EU President Donald Tusk rebuked Tsipras for dragging his feet on a debt agreement

Bloomberg
Last Updated : Jun 29 2015 | 3:04 PM IST
European officials are preparing for the worst as Prime Minister Alexis Tsipras's brinkmanship pushes Greece's finances to the limit.

Chancellor Angela Merkel urged Tsipras to accept the framework for financial aid as the German public turns against supporting Greece and euro-area officials demanded a proposal for stabilising the country's debt by the end of Friday.
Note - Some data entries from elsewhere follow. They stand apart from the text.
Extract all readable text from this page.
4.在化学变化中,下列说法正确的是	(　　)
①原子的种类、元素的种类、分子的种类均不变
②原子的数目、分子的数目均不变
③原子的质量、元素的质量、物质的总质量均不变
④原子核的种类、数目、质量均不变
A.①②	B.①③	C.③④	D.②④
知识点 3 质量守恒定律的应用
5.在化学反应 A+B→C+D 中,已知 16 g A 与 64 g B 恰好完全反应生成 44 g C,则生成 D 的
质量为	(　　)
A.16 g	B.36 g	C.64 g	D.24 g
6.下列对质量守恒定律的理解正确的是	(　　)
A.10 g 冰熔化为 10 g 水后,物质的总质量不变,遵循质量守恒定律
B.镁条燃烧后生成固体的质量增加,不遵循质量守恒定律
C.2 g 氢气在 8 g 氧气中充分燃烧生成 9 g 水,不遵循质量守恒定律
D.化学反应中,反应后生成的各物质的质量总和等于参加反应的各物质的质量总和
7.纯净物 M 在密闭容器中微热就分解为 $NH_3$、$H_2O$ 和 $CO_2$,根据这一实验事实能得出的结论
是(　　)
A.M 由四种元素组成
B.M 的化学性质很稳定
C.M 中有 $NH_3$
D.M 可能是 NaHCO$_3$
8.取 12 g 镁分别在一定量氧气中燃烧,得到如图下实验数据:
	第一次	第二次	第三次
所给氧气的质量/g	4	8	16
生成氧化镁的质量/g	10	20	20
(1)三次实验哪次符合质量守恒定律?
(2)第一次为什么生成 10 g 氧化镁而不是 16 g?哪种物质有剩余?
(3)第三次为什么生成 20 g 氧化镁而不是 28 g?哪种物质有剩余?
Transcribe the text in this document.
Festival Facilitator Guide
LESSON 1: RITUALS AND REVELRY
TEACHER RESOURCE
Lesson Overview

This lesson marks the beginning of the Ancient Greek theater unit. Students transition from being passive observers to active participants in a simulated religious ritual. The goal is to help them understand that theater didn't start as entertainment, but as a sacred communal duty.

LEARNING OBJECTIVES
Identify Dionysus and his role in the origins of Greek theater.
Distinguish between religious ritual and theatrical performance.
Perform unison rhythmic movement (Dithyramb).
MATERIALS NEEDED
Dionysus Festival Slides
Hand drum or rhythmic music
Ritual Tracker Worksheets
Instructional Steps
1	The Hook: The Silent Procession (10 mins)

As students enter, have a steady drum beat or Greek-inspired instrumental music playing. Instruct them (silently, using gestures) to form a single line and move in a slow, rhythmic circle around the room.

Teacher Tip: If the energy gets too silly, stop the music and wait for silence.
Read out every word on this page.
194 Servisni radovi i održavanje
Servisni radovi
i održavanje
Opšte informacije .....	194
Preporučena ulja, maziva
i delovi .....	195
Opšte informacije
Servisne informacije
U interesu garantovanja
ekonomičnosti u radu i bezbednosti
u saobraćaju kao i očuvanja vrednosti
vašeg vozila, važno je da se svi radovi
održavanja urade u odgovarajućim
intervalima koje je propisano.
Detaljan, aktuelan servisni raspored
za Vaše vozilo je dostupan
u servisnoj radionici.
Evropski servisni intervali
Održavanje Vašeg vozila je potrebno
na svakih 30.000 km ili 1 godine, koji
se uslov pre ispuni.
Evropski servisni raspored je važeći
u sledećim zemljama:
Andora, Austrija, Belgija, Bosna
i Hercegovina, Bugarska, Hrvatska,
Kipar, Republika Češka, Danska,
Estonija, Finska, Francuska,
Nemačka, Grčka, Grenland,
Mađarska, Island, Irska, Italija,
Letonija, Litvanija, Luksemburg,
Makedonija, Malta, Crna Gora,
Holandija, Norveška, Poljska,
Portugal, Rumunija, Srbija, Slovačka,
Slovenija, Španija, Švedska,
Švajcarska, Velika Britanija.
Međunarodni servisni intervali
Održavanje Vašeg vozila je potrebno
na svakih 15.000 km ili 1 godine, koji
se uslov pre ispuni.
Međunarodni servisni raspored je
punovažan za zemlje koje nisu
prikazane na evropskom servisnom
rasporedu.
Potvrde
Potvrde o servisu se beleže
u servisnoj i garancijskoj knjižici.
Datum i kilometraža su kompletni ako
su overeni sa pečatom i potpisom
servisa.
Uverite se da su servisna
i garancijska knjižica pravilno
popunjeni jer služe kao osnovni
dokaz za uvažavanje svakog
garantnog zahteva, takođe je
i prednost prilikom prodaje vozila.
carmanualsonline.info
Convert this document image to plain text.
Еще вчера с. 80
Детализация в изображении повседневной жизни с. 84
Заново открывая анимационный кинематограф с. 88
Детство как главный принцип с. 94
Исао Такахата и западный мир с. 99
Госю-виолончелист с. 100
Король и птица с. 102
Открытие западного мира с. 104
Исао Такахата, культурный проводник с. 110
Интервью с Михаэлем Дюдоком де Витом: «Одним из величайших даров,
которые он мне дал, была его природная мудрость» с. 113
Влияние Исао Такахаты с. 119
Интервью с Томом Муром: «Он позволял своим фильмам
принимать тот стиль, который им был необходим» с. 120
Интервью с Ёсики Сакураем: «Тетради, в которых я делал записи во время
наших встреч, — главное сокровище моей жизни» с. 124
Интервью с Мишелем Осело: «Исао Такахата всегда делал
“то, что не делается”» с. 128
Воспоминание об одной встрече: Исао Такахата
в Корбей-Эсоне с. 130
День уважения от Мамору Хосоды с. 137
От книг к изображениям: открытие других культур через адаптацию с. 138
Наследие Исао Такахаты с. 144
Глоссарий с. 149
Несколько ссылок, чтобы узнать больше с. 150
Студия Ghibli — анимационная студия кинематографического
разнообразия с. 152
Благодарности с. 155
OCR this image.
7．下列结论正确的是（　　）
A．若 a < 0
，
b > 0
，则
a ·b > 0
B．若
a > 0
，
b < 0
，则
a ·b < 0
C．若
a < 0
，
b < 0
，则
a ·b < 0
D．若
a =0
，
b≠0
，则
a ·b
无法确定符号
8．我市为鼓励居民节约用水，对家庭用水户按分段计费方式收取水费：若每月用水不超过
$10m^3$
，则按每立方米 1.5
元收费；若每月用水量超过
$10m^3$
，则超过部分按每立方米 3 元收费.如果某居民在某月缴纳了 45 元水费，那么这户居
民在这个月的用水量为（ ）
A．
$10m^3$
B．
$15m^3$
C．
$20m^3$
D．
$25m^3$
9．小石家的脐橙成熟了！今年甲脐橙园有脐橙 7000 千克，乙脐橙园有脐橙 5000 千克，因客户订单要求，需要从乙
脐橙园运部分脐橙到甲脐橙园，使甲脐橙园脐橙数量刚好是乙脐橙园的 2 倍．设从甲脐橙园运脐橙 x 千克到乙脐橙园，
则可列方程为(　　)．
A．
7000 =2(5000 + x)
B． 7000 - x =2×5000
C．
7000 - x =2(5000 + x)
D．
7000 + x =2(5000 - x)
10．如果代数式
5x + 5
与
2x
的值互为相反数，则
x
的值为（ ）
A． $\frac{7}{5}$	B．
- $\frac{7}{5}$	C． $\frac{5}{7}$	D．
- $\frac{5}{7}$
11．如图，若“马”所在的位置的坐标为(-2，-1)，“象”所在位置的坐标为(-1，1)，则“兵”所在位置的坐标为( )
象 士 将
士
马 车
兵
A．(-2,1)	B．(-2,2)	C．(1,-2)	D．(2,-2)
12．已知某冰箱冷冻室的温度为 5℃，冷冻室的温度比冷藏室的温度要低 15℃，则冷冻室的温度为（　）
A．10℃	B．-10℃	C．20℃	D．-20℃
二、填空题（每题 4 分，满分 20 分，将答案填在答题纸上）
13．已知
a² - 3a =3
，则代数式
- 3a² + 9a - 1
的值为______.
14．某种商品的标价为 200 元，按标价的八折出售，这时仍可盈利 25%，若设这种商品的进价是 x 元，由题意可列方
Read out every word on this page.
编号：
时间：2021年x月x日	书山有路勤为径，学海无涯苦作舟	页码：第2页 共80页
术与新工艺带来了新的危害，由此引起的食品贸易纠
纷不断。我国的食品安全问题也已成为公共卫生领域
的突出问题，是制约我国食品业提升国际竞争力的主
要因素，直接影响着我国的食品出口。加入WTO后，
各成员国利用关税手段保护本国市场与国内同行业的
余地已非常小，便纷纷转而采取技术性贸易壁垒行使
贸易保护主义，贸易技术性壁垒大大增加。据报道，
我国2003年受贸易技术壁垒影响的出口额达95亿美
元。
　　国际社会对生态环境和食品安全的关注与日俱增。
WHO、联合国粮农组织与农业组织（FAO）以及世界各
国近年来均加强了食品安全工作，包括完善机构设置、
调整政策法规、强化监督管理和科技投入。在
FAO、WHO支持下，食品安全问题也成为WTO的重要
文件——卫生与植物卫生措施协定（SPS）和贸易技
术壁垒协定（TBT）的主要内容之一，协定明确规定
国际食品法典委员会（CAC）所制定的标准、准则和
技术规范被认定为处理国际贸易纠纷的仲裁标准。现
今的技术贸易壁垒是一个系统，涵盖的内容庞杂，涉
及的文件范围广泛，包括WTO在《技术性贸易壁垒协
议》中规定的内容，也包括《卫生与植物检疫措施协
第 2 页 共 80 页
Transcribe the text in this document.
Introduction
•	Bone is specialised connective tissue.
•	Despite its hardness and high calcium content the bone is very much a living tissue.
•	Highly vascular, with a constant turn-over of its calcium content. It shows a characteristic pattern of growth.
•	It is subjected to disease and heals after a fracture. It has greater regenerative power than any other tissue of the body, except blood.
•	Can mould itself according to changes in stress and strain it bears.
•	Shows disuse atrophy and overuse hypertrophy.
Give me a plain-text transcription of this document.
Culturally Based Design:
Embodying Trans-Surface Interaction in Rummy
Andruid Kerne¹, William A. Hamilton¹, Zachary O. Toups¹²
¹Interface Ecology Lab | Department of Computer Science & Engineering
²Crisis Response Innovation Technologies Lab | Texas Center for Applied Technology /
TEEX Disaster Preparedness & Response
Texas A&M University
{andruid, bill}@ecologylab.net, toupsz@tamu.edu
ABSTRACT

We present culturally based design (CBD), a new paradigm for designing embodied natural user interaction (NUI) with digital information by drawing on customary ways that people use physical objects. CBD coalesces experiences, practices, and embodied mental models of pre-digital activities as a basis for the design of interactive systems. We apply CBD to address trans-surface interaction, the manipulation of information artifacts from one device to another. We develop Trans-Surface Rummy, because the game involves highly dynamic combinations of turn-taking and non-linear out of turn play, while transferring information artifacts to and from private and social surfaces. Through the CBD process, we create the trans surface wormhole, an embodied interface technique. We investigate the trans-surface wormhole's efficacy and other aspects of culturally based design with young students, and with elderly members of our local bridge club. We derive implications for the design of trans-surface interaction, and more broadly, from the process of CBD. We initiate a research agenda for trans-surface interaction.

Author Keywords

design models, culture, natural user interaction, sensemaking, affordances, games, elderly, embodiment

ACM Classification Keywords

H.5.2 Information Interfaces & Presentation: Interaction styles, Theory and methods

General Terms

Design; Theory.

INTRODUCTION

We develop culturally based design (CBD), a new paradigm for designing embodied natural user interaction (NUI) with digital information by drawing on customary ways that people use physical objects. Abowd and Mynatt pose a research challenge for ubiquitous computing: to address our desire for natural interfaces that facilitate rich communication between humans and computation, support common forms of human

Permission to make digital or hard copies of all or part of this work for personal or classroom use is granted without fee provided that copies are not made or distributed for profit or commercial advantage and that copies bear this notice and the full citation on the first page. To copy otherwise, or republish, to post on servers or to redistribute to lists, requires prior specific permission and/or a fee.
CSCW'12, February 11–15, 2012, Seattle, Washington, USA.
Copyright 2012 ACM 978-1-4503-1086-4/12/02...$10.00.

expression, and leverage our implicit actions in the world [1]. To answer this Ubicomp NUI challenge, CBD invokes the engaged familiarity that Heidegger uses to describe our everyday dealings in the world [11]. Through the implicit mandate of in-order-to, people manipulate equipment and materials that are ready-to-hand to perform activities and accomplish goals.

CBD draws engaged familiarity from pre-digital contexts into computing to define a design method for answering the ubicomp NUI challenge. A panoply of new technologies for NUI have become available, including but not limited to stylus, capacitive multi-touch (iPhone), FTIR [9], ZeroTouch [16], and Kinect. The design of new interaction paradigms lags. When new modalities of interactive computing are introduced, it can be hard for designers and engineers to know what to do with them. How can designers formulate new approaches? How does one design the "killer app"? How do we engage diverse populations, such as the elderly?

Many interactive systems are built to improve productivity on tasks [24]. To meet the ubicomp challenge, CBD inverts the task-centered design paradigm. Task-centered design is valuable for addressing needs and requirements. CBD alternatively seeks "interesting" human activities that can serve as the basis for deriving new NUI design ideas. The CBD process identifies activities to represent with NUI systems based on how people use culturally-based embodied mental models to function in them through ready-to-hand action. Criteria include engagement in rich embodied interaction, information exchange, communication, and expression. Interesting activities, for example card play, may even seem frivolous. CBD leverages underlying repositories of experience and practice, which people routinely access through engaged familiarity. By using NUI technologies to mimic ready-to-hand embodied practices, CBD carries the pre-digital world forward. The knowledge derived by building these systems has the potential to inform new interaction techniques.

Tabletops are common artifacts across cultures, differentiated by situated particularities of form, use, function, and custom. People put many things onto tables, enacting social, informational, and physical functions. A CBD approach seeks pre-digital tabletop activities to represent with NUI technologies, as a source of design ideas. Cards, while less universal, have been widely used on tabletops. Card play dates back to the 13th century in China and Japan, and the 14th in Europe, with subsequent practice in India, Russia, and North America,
The International Monetary Fund team left Brussels earlier this week, despairing of Tsipras's tactics.

Bank stocks plunged as Greece ruled out pension cuts and demanded a debt restructuring. Later, Tsipras's government said it was ready to submit another counter-proposal and send a delegation to Brussels on Saturday to bridge differences on its primary surplus target.

"People are really fed up with this," UniCredit SpA Chief Global Economist Erik Nielsen said in a television interview. "They've never seen anything so completely ridiculous, frankly speaking, from a debtor country."

After going round in circles for four months, diplomatic niceties evaporated in Brussels on Thursday as EU President Donald Tusk rebuked Tsipras for dragging his feet on a debt agreement. Greece has less than a week to accept the conditions for aid, with the euro area due to withdraw its financial safety net at the end of the month.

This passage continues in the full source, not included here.